Her efficiency meant the visits to the nurse’s office never took more than five minutes out of my day.

Still, I felt humiliated that I had to go there three times a week. My physical appearance distinguished me from the other kids on campus, and I saw myself as an aberration because I needed drugs to initiate puberty.

St. John Fisher College in Rochester, New York. Photo by St. John Fisher College.
St. John Fisher College in Rochester, New York. Photo by St. John Fisher College.

And I am ashamed to admit it now, but while the other students at Fisher were pairing off at parties and having sex in their dorm rooms, Nancy was the only female to see me undress during my four years at the college.

Yet what made Nancy special was that she never called attention to my condition. She treated me according to the doctor’s instructions and expressed concern for me, but she never made me feel like I was special or peculiar.
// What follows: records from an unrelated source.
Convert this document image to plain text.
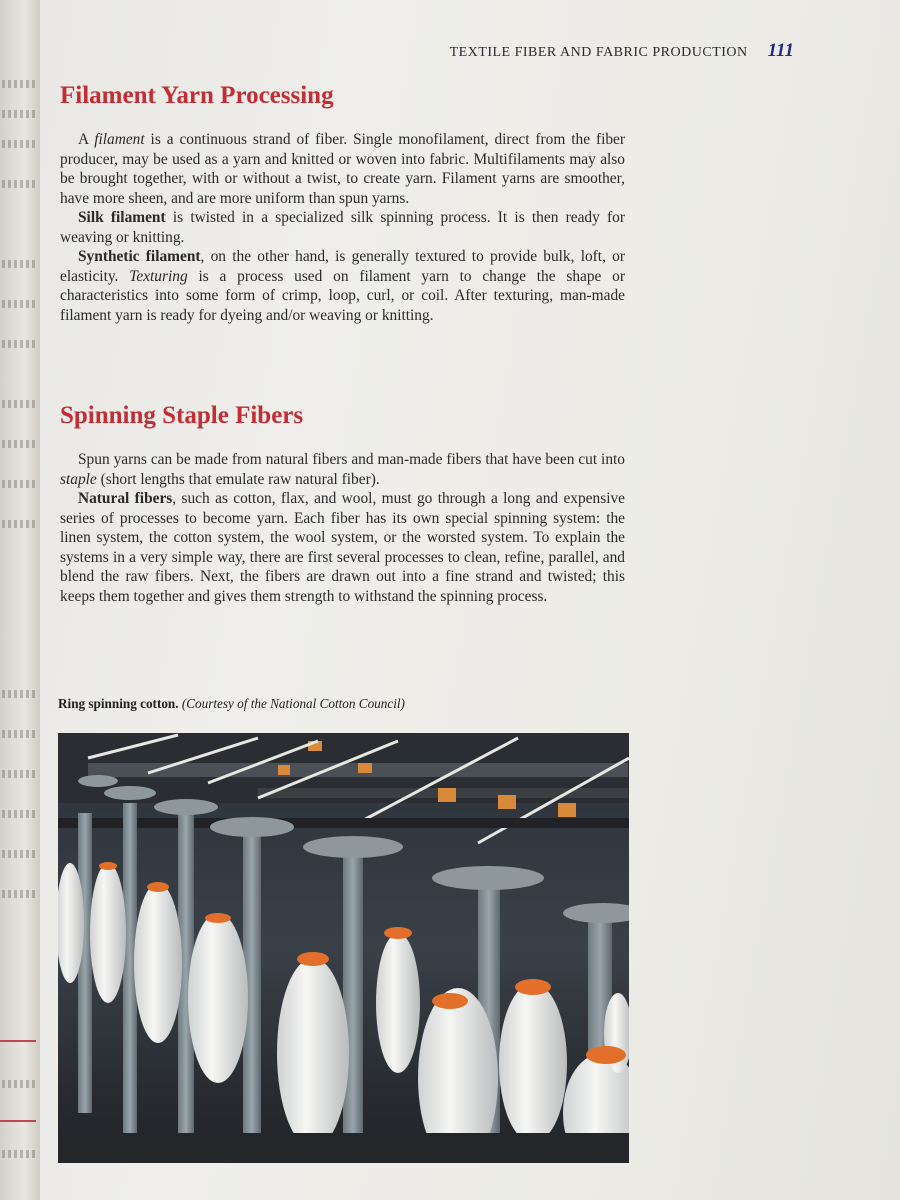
TEXTILE FIBER AND FABRIC PRODUCTION 111
Filament Yarn Processing

A filament is a continuous strand of fiber. Single monofilament, direct from the fiber producer, may be used as a yarn and knitted or woven into fabric. Multifilaments may also be brought together, with or without a twist, to create yarn. Filament yarns are smoother, have more sheen, and are more uniform than spun yarns.

Silk filament is twisted in a specialized silk spinning process. It is then ready for weaving or knitting.

Synthetic filament, on the other hand, is generally textured to provide bulk, loft, or elasticity. Texturing is a process used on filament yarn to change the shape or characteristics into some form of crimp, loop, curl, or coil. After texturing, man-made filament yarn is ready for dyeing and/or weaving or knitting.

Spinning Staple Fibers

Spun yarns can be made from natural fibers and man-made fibers that have been cut into staple (short lengths that emulate raw natural fiber).

Natural fibers, such as cotton, flax, and wool, must go through a long and expensive series of processes to become yarn. Each fiber has its own special spinning system: the linen system, the cotton system, the wool system, or the worsted system. To explain the systems in a very simple way, there are first several processes to clean, refine, parallel, and blend the raw fibers. Next, the fibers are drawn out into a fine strand and twisted; this keeps them together and gives them strength to withstand the spinning process.

Ring spinning cotton. (Courtesy of the National Cotton Council)
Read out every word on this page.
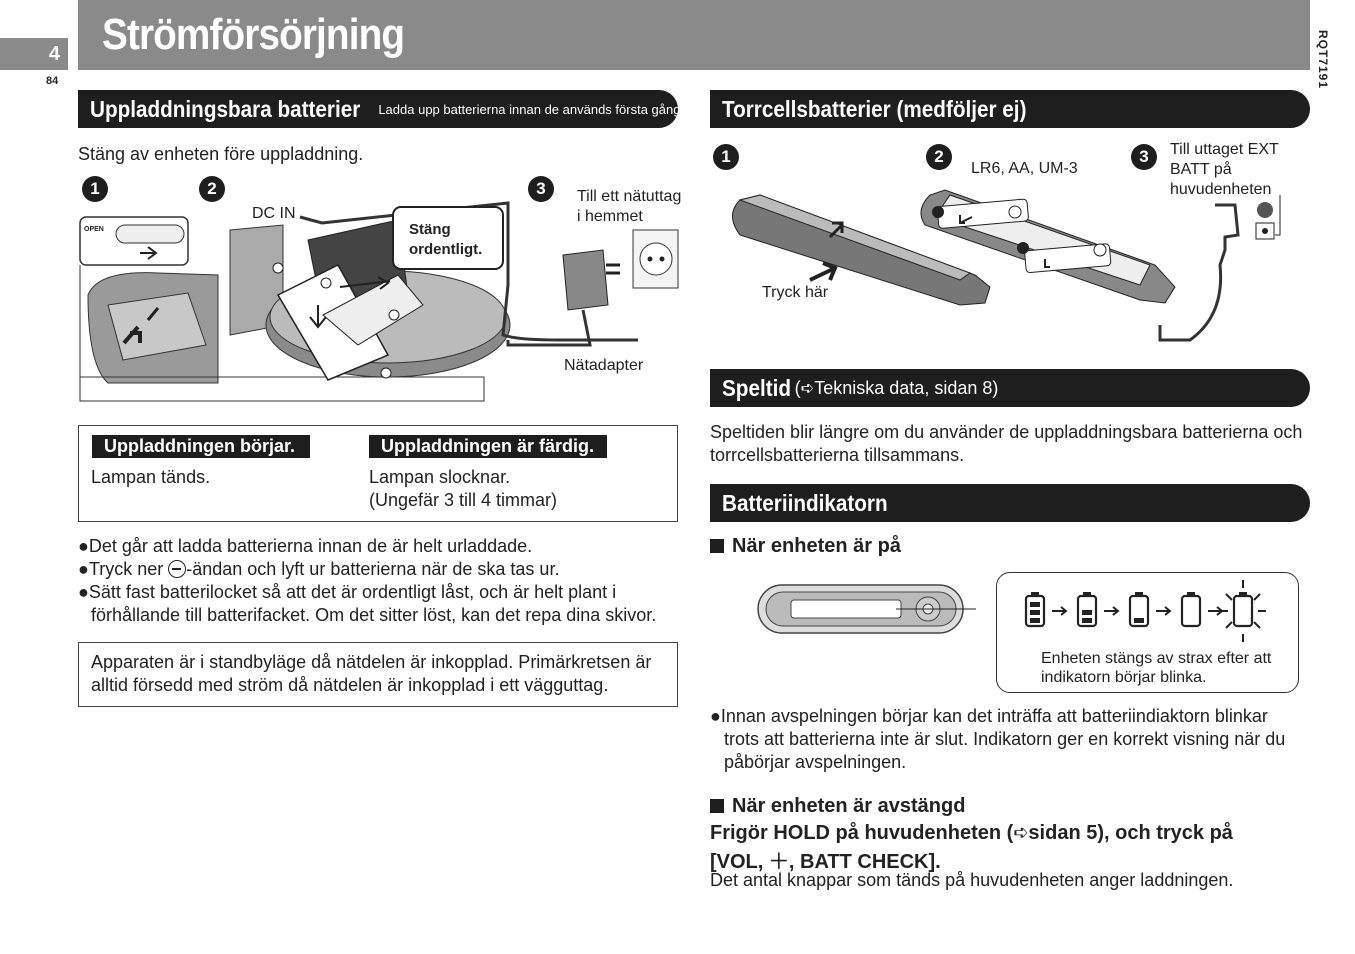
4 Strömförsörjning
84	RQT7191
Uppladdningsbara batterier Ladda upp batterierna innan de används första gången.
Stäng av enheten före uppladdning.
1	2	3
OPEN
DC IN
Stäng ordentligt.
Till ett nätuttag i hemmet
Nätadapter
Uppladdningen börjar.
Lampan tänds.
Uppladdningen är färdig.
Lampan slocknar.
(Ungefär 3 till 4 timmar)
●Det går att ladda batterierna innan de är helt urladdade.
●Tryck ner -ändan och lyft ur batterierna när de ska tas ur.
●Sätt fast batterilocket så att det är ordentligt låst, och är helt plant i
förhållande till batterifacket. Om det sitter löst, kan det repa dina skivor.
Apparaten är i standbyläge då nätdelen är inkopplad. Primärkretsen är
alltid försedd med ström då nätdelen är inkopplad i ett vägguttag.
Torrcellsbatterier (medföljer ej)
1	2	3
LR6, AA, UM-3
Till uttaget EXT BATT på huvudenheten
Tryck här
Speltid (➪Tekniska data, sidan 8)
Speltiden blir längre om du använder de uppladdningsbara batterierna och
torrcellsbatterierna tillsammans.
Batteriindikatorn
När enheten är på
Enheten stängs av strax efter att
indikatorn börjar blinka.
●Innan avspelningen börjar kan det inträffa att batteriindiaktorn blinkar
trots att batterierna inte är slut. Indikatorn ger en korrekt visning när du
påbörjar avspelningen.
När enheten är avstängd
Frigör HOLD på huvudenheten (➪sidan 5), och tryck på
[VOL, ＋, BATT CHECK].
Det antal knappar som tänds på huvudenheten anger laddningen.
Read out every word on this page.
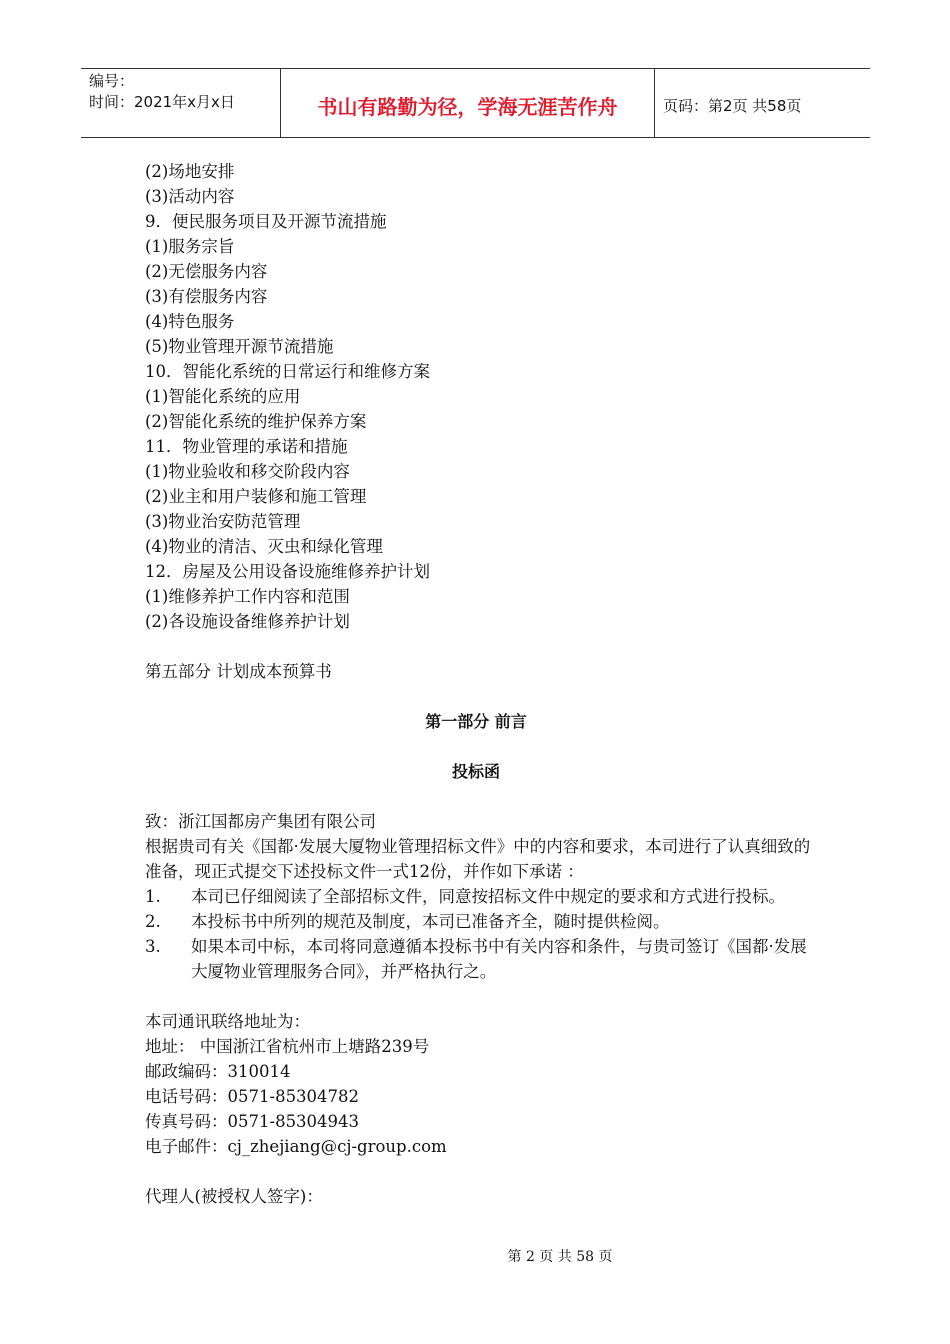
编号：
时间：2021年x月x日	书山有路勤为径，学海无涯苦作舟	页码：第2页 共58页
(2)场地安排
(3)活动内容
9．便民服务项目及开源节流措施
(1)服务宗旨
(2)无偿服务内容
(3)有偿服务内容
(4)特色服务
(5)物业管理开源节流措施
10．智能化系统的日常运行和维修方案
(1)智能化系统的应用
(2)智能化系统的维护保养方案
11．物业管理的承诺和措施
(1)物业验收和移交阶段内容
(2)业主和用户装修和施工管理
(3)物业治安防范管理
(4)物业的清洁、灭虫和绿化管理
12．房屋及公用设备设施维修养护计划
(1)维修养护工作内容和范围
(2)各设施设备维修养护计划
第五部分 计划成本预算书
第一部分 前言
投标函
致：浙江国都房产集团有限公司
根据贵司有关《国都·发展大厦物业管理招标文件》中的内容和要求，本司进行了认真细致的准备，现正式提交下述投标文件一式12份，并作如下承诺 ：
1.	本司已仔细阅读了全部招标文件，同意按招标文件中规定的要求和方式进行投标。
2.	本投标书中所列的规范及制度，本司已准备齐全，随时提供检阅。
3.	如果本司中标，本司将同意遵循本投标书中有关内容和条件，与贵司签订《国都·发展大厦物业管理服务合同》，并严格执行之。
本司通讯联络地址为：
地址： 中国浙江省杭州市上塘路239号
邮政编码：310014
电话号码：0571-85304782
传真号码：0571-85304943
电子邮件：cj_zhejiang@cj-group.com
代理人(被授权人签字)：
第 2 页 共 58 页
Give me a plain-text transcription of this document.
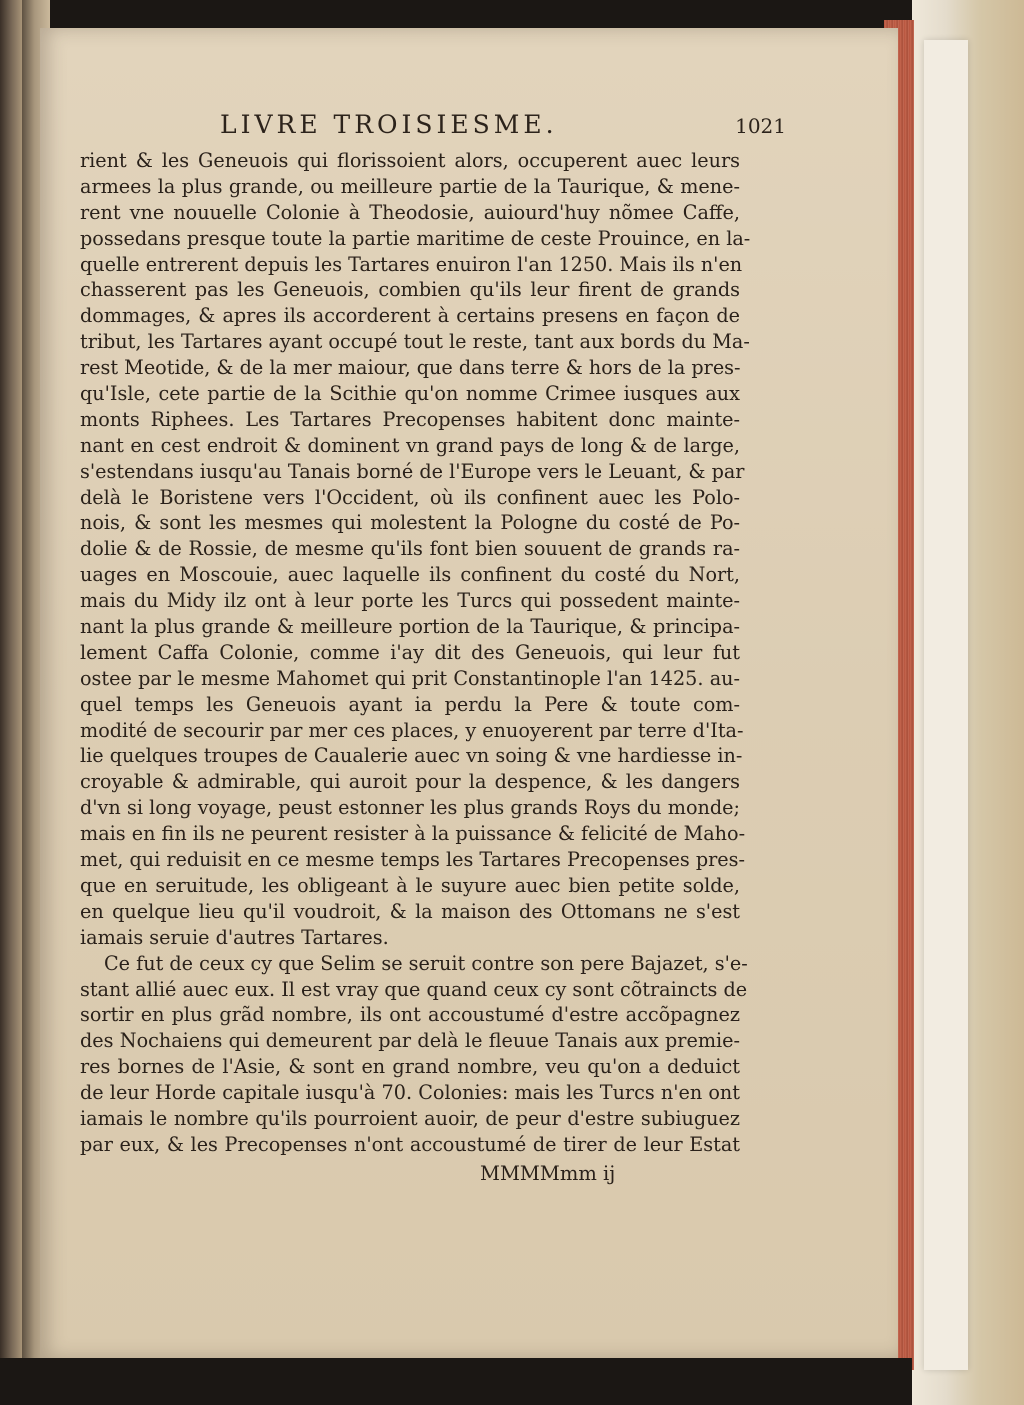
LIVRE TROISIESME.	1021
rient & les Geneuois qui florissoient alors, occuperent auec leurs
armees la plus grande, ou meilleure partie de la Taurique, & mene-
rent vne nouuelle Colonie à Theodosie, auiourd'huy nõmee Caffe,
possedans presque toute la partie maritime de ceste Prouince, en la-
quelle entrerent depuis les Tartares enuiron l'an 1250. Mais ils n'en
chasserent pas les Geneuois, combien qu'ils leur firent de grands
dommages, & apres ils accorderent à certains presens en façon de
tribut, les Tartares ayant occupé tout le reste, tant aux bords du Ma-
rest Meotide, & de la mer maiour, que dans terre & hors de la pres-
qu'Isle, cete partie de la Scithie qu'on nomme Crimee iusques aux
monts Riphees. Les Tartares Precopenses habitent donc mainte-
nant en cest endroit & dominent vn grand pays de long & de large,
s'estendans iusqu'au Tanais borné de l'Europe vers le Leuant, & par
delà le Boristene vers l'Occident, où ils confinent auec les Polo-
nois, & sont les mesmes qui molestent la Pologne du costé de Po-
dolie & de Rossie, de mesme qu'ils font bien souuent de grands ra-
uages en Moscouie, auec laquelle ils confinent du costé du Nort,
mais du Midy ilz ont à leur porte les Turcs qui possedent mainte-
nant la plus grande & meilleure portion de la Taurique, & principa-
lement Caffa Colonie, comme i'ay dit des Geneuois, qui leur fut
ostee par le mesme Mahomet qui prit Constantinople l'an 1425. au-
quel temps les Geneuois ayant ia perdu la Pere & toute com-
modité de secourir par mer ces places, y enuoyerent par terre d'Ita-
lie quelques troupes de Caualerie auec vn soing & vne hardiesse in-
croyable & admirable, qui auroit pour la despence, & les dangers
d'vn si long voyage, peust estonner les plus grands Roys du monde;
mais en fin ils ne peurent resister à la puissance & felicité de Maho-
met, qui reduisit en ce mesme temps les Tartares Precopenses pres-
que en seruitude, les obligeant à le suyure auec bien petite solde,
en quelque lieu qu'il voudroit, & la maison des Ottomans ne s'est
iamais seruie d'autres Tartares.
Ce fut de ceux cy que Selim se seruit contre son pere Bajazet, s'e-
stant allié auec eux. Il est vray que quand ceux cy sont cõtraincts de
sortir en plus grãd nombre, ils ont accoustumé d'estre accõpagnez
des Nochaiens qui demeurent par delà le fleuue Tanais aux premie-
res bornes de l'Asie, & sont en grand nombre, veu qu'on a deduict
de leur Horde capitale iusqu'à 70. Colonies: mais les Turcs n'en ont
iamais le nombre qu'ils pourroient auoir, de peur d'estre subiuguez
par eux, & les Precopenses n'ont accoustumé de tirer de leur Estat
MMMMmm ij
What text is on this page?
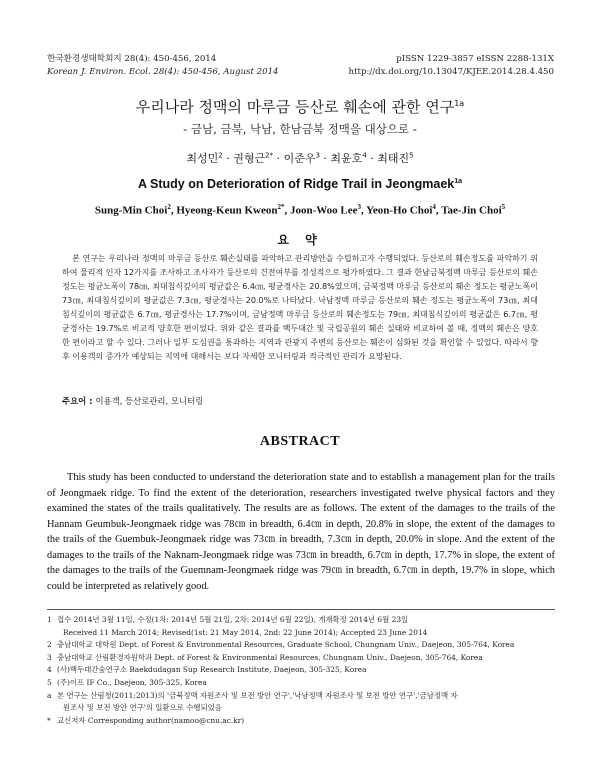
한국환경생태학회지 28(4): 450-456, 2014
Korean J. Environ. Ecol. 28(4): 450-456, August 2014
pISSN 1229-3857 eISSN 2288-131X
http://dx.doi.org/10.13047/KJEE.2014.28.4.450
우리나라 정맥의 마루금 등산로 훼손에 관한 연구$^{1a}$
- 금남, 금북, 낙남, 한남금북 정맥을 대상으로 -
최성민$^2$ · 권형근$^{2*}$ · 이준우$^3$ · 최윤호$^4$ · 최태진$^5$
A Study on Deterioration of Ridge Trail in Jeongmaek$^{1a}$
Sung-Min Choi$^2$, Hyeong-Keun Kweon$^{2*}$, Joon-Woo Lee$^3$, Yeon-Ho Choi$^4$, Tae-Jin Choi$^5$
요 약
본 연구는 우리나라 정맥의 마루금 등산로 훼손실태를 파악하고 관리방안을 수립하고자 수행되었다. 등산로의 훼손정도를 파악하기 위하여 물리적 인자 12가지를 조사하고 조사자가 등산로의 건전여부를 정성적으로 평가하였다. 그 결과 한남금북정맥 마루금 등산로의 훼손 정도는 평균노폭이 78㎝, 최대침식깊이의 평균값은 6.4㎝, 평균경사는 20.8%였으며, 금북정맥 마루금 등산로의 훼손 정도는 평균노폭이 73㎝, 최대침식깊이의 평균값은 7.3㎝, 평균경사는 20.0%로 나타났다. 낙남정맥 마루금 등산로의 훼손 정도는 평균노폭이 73㎝, 최대침식깊이의 평균값은 6.7㎝, 평균경사는 17.7%이며, 금남정맥 마루금 등산로의 훼손정도는 79㎝, 최대침식깊이의 평균값은 6.7㎝, 평균경사는 19.7%로 비교적 양호한 편이었다. 위와 같은 결과를 백두대간 및 국립공원의 훼손 실태와 비교하여 볼 때, 정맥의 훼손은 양호한 편이라고 할 수 있다. 그러나 일부 도심권을 통과하는 지역과 관광지 주변의 등산로는 훼손이 심화된 것을 확인할 수 있었다. 따라서 향후 이용객의 증가가 예상되는 지역에 대해서는 보다 자세한 모니터링과 적극적인 관리가 요망된다.
주요어 : 이용객, 등산로관리, 모니터링
ABSTRACT
This study has been conducted to understand the deterioration state and to establish a management plan for the trails of Jeongmaek ridge. To find the extent of the deterioration, researchers investigated twelve physical factors and they examined the states of the trails qualitatively. The results are as follows. The extent of the damages to the trails of the Hannam Geumbuk-Jeongmaek ridge was 78㎝ in breadth, 6.4㎝ in depth, 20.8% in slope, the extent of the damages to the trails of the Guembuk-Jeongmaek ridge was 73㎝ in breadth, 7.3㎝ in depth, 20.0% in slope. And the extent of the damages to the trails of the Naknam-Jeongmaek ridge was 73㎝ in breadth, 6.7㎝ in depth, 17.7% in slope, the extent of the damages to the trails of the Guemnam-Jeongmaek ridge was 79㎝ in breadth, 6.7㎝ in depth, 19.7% in slope, which could be interpreted as relatively good.
1 접수 2014년 3월 11일, 수정(1차: 2014년 5월 21일, 2차: 2014년 6월 22일), 게재확정 2014년 6월 23일
Received 11 March 2014; Revised(1st: 21 May 2014, 2nd: 22 June 2014); Accepted 23 June 2014
2 충남대학교 대학원 Dept. of Forest & Environmental Resources, Graduate School, Chungnam Univ., Daejeon, 305-764, Korea
3 충남대학교 산림환경자원학과 Dept. of Forest & Environmental Resources, Chungnam Univ., Daejeon, 305-764, Korea
4 (사)백두대간숲연구소 Baekdudagan Sup Research Institute, Daejeon, 305-325, Korea
5 (주)이프 IF Co., Daejeon, 305-325, Korea
a 본 연구는 산림청(2011;2013)의 '금북정맥 자원조사 및 보전 방안 연구','낙남정맥 자원조사 및 보전 방안 연구','금남정맥 자
원조사 및 보전 방안 연구'의 일환으로 수행되었음
* 교신저자 Corresponding author(namoo@cnu.ac.kr)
To her I was just another patient, no different than one who had the mumps, the chickenpox or a sprained knee. She completed the task of giving me the shots without making a big deal about it. And her businesslike approach made me feel more comfortable about going there. Her office became a safe space where I could get the treatment I needed for a medical condition I had no control over.

And in time my body responded to the hormones I received. I grew in height, my features matured and I developed into a man. It was a long, circuitous trek, but my biological age finally caught up to its chronological equivalent, giving me a sense of normalcy in adulthood. And I have Nancy to thank, in part, for helping me to arrive here.